To further illustrate the importance of having a separate test set,
let's build another identical network pigeon2
, but train it
differently. This network pigeon2
will be trained on just 10 images.
We show the network each image 100 times so that we have the same number
of overall training steps.
# define another network:
pigeon2 = Pigeon()
# define an optimizer:
optimi2 = optim.SGD(pigeon2.parameters(), lr=0.005, momentum=0.9)
# training:
for i in range(100): # repeat 100x
for (image, label) in mnist_train[:10]: # use the first 10 images to train
actual = (label < 3).reshape([1,1]).type(torch.FloatTensor)
out = pigeon2(img_to_tensor(image))
loss = criterion(out, actual)
loss.backward()
optimi2.step()
optimi2.zero_grad()
Now, let's check the accuracy on those 10 images:
# computing the error and accuracy on the training set
error = 0
for (image, label) in mnist_train[:10]:
prob = torch.sigmoid(pigeon2(img_to_tensor(image)))
if (prob < 0.5 and label < 3) or (prob >= 0.5 and label >= 3):
error += 1
print("Training Error Rate:", error/10)
print("Training Accuracy:", 1 - error/10)
Look, we achieve perfect accuracy on those 10 images! But if we look at the test accuracy on the same test set as we used earlier, we do much worse.

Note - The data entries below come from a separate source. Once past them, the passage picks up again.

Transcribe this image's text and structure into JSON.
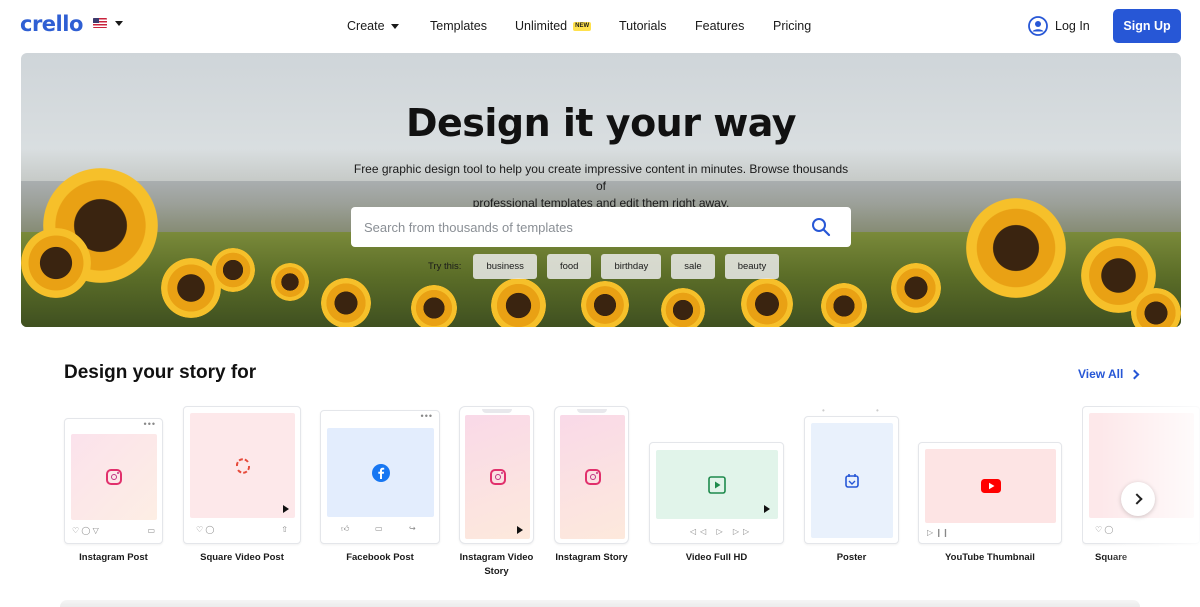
{
  "header": {
    "logo": "crello",
    "language_icon": "us-flag-icon",
    "nav": [
      {
        "label": "Create",
        "has_dropdown": true
      },
      {
        "label": "Templates"
      },
      {
        "label": "Unlimited",
        "badge": "NEW"
      },
      {
        "label": "Tutorials"
      },
      {
        "label": "Features"
      },
      {
        "label": "Pricing"
      }
    ],
    "login_label": "Log In",
    "signup_label": "Sign Up"
  },
  "hero": {
    "title": "Design it your way",
    "subtitle_line1": "Free graphic design tool to help you create impressive content in minutes. Browse thousands of",
    "subtitle_line2": "professional templates and edit them right away.",
    "search_placeholder": "Search from thousands of templates",
    "try_label": "Try this:",
    "suggestions": [
      "business",
      "food",
      "birthday",
      "sale",
      "beauty"
    ]
  },
  "stories": {
    "title": "Design your story for",
    "view_all": "View All",
    "items": [
      {
        "label": "Instagram Post",
        "icon": "instagram-icon"
      },
      {
        "label": "Square Video Post",
        "icon": "refresh-arrows-icon"
      },
      {
        "label": "Facebook Post",
        "icon": "facebook-icon"
      },
      {
        "label_line1": "Instagram Video",
        "label_line2": "Story",
        "icon": "instagram-icon"
      },
      {
        "label": "Instagram Story",
        "icon": "instagram-icon"
      },
      {
        "label": "Video Full HD",
        "icon": "video-play-icon"
      },
      {
        "label": "Poster",
        "icon": "poster-icon"
      },
      {
        "label": "YouTube Thumbnail",
        "icon": "youtube-icon"
      },
      {
        "label": "Square",
        "icon": "instagram-icon"
      }
    ]
  },
  "colors": {
    "brand": "#2f5fd3",
    "primary_button": "#2757d6",
    "new_badge": "#ffe14d"
  }
}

# computing the error and accuracy on the test set
error = 0
for (image, label) in mnist_train[1000:2000]:
prob = torch.sigmoid(pigeon2(img_to_tensor(image)))
if (prob < 0.5 and label < 3) or (prob >= 0.5 and label >= 3):
error += 1
print("Test Error Rate:", error/1000)
print("Test Accuracy:", 1 - error/1000)
In fact, if we continue training on those 10 images, our test accuracy could actually decrease!

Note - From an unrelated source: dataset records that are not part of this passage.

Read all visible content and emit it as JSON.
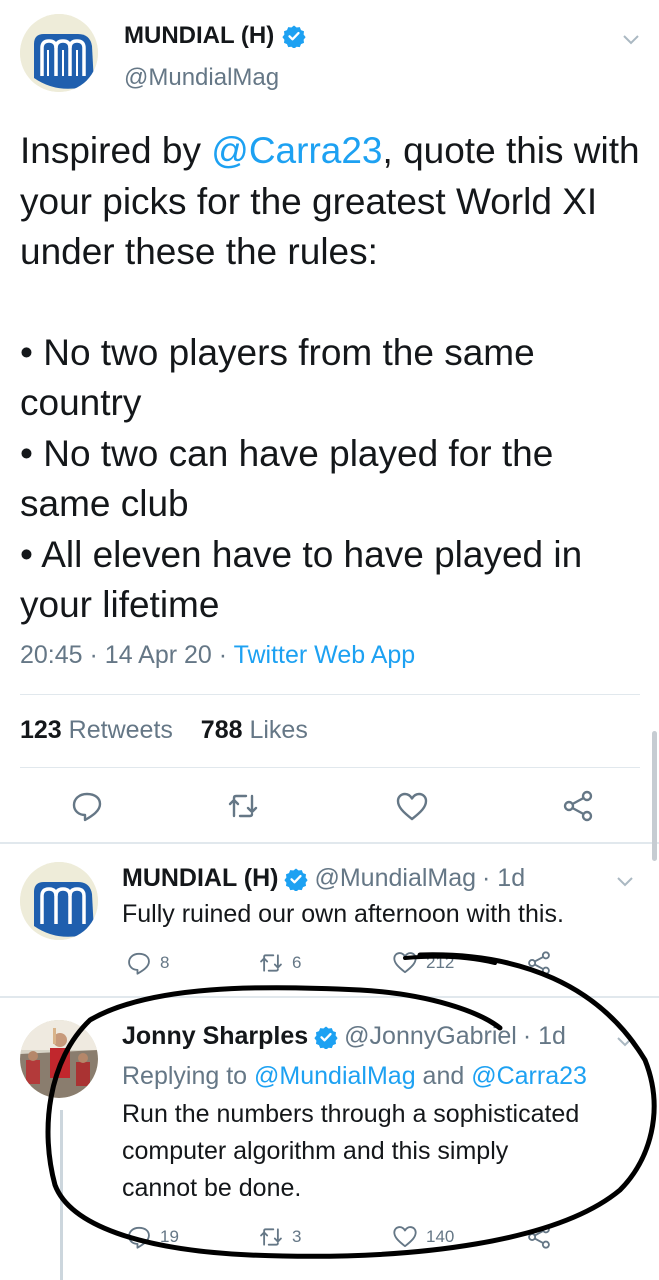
{
  "main_tweet": {
    "display_name": "MUNDIAL (H)",
    "handle": "@MundialMag",
    "text_prefix": "Inspired by ",
    "mention": "@Carra23",
    "text_after_mention": ", quote this with your picks for the greatest World XI under these the rules:",
    "rules": [
      "• No two players from the same country",
      "• No two can have played for the same club",
      "• All eleven have to have played in your lifetime"
    ],
    "time": "20:45",
    "date": "14 Apr 20",
    "source": "Twitter Web App",
    "retweets_count": "123",
    "retweets_label": "Retweets",
    "likes_count": "788",
    "likes_label": "Likes"
  },
  "reply_1": {
    "display_name": "MUNDIAL (H)",
    "handle": "@MundialMag",
    "age": "· 1d",
    "text": "Fully ruined our own afternoon with this.",
    "replies": "8",
    "retweets": "6",
    "likes": "212"
  },
  "reply_2": {
    "display_name": "Jonny Sharples",
    "handle": "@JonnyGabriel",
    "age": "· 1d",
    "replying_label": "Replying to",
    "replying_to_1": "@MundialMag",
    "replying_and": "and",
    "replying_to_2": "@Carra23",
    "text_line_1": "Run the numbers through a sophisticated",
    "text_line_2": "computer algorithm and this simply",
    "text_line_3": "cannot be done.",
    "replies": "19",
    "retweets": "3",
    "likes": "140"
  },
  "colors": {
    "link": "#1da1f2",
    "secondary_text": "#657786",
    "primary_text": "#14171a",
    "logo_blue": "#1f5fae",
    "annotation_ink": "#000000"
  }
}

# train the network `pigeon2` for a bit longer
# show each of the 10 images 50x
for i in range(50):
for (image, label) in mnist_train[:10]:
actual = (label < 3).reshape([1,1]).type(torch.FloatTensor)
out = pigeon2(img_to_tensor(image))
loss = criterion(out, actual)
loss.backward()
optimi2.step()
optimi2.zero_grad()
error = 0
for (image, label) in mnist_train[1000:2000]:
prob = torch.sigmoid(pigeon2(img_to_tensor(image)))

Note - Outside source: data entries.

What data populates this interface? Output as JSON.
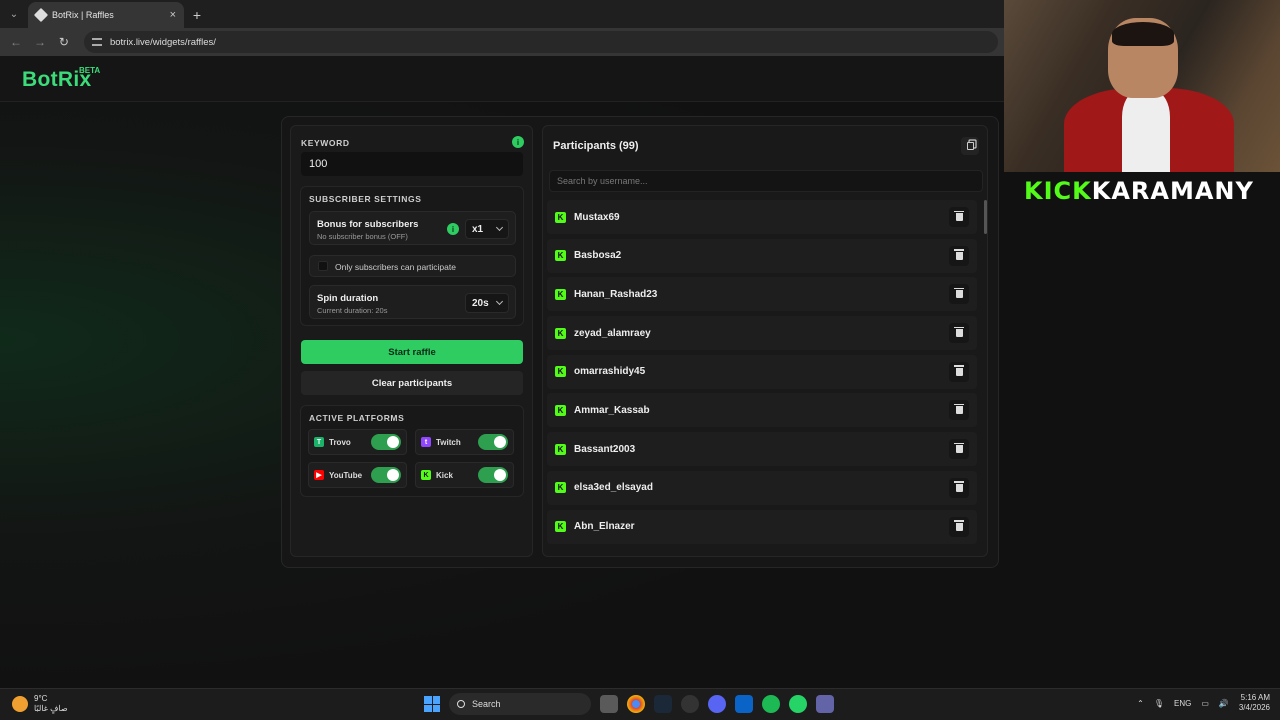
{
  "browser": {
    "tab_title": "BotRix | Raffles",
    "tab_close": "×",
    "new_tab": "+",
    "url": "botrix.live/widgets/raffles/"
  },
  "app": {
    "logo": "BotRix",
    "badge": "BETA",
    "brand_color": "#3ddc7a"
  },
  "raffle": {
    "keyword_label": "KEYWORD",
    "keyword_value": "100",
    "subscriber_settings_label": "SUBSCRIBER SETTINGS",
    "bonus_title": "Bonus for subscribers",
    "bonus_sub": "No subscriber bonus (OFF)",
    "bonus_value": "x1",
    "only_subs_label": "Only subscribers can participate",
    "only_subs_checked": false,
    "spin_title": "Spin duration",
    "spin_sub": "Current duration: 20s",
    "spin_value": "20s",
    "start_label": "Start raffle",
    "clear_label": "Clear participants",
    "platforms_label": "ACTIVE PLATFORMS",
    "platforms": [
      {
        "name": "Trovo",
        "enabled": true,
        "icon": "trovo-icon",
        "color": "#1bb36a"
      },
      {
        "name": "Twitch",
        "enabled": true,
        "icon": "twitch-icon",
        "color": "#9146ff"
      },
      {
        "name": "YouTube",
        "enabled": true,
        "icon": "youtube-icon",
        "color": "#ff0000"
      },
      {
        "name": "Kick",
        "enabled": true,
        "icon": "kick-icon",
        "color": "#53fc18"
      }
    ]
  },
  "participants": {
    "title": "Participants (99)",
    "search_placeholder": "Search by username...",
    "items": [
      "Mustax69",
      "Basbosa2",
      "Hanan_Rashad23",
      "zeyad_alamraey",
      "omarrashidy45",
      "Ammar_Kassab",
      "Bassant2003",
      "elsa3ed_elsayad",
      "Abn_Elnazer"
    ]
  },
  "stream_overlay": {
    "part1": "KICK",
    "part2": "KARAMANY"
  },
  "taskbar": {
    "weather_temp": "9°C",
    "weather_desc": "صافٍ غالبًا",
    "search_label": "Search",
    "lang": "ENG",
    "time": "5:16 AM",
    "date": "3/4/2026"
  }
}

if (prob < 0.5 and label < 3) or (prob >= 0.5 and label >= 3):
error += 1
print("Test Error Rate:", error/1000)
print("Test Accuracy:", 1 - error/1000)
Instead of learning to identify image features that will generalize to unseen examples, the network is instead "memorizing" the training images. We say that a model overfits when it is learning the idiosyncrasies of the training set, rather than the features that generalize beyond the dataset.
One can hardly imagine having a pigeon actually diagnose patients. One reason is that the authors of the study (Levenson et al.) did not show that pigeons outperform doctors. Doctors, after all, have much larger brains than pigeons, and are trained using much more than food pellets.
Moreover, one can ask doctors to justify their reasoning and their decisions. There is no way to ask a pigeon why it chose to peck one button and not the other. Likewise, we don't know why the neural network made a particular decision, so there is no way of verifying whether its reasoning is correct. The lack of interpretability of artificial neural networks is one of the many reasons preventing its more widespread use.
Although biological pigeons motivated our network, training an artificial network is nothing like the kind of "learning" that might be biologically plausible. Artificial neural networks also do not have the same constraints as biological pigeons. For one, we can actually show a batch containing multiple images to the network at the same time, and only take one optimizer step for the entire batch. We can also train many different models, each with different settings, and choose the model that works the best. We will discuss these training considerations in the next few lectures.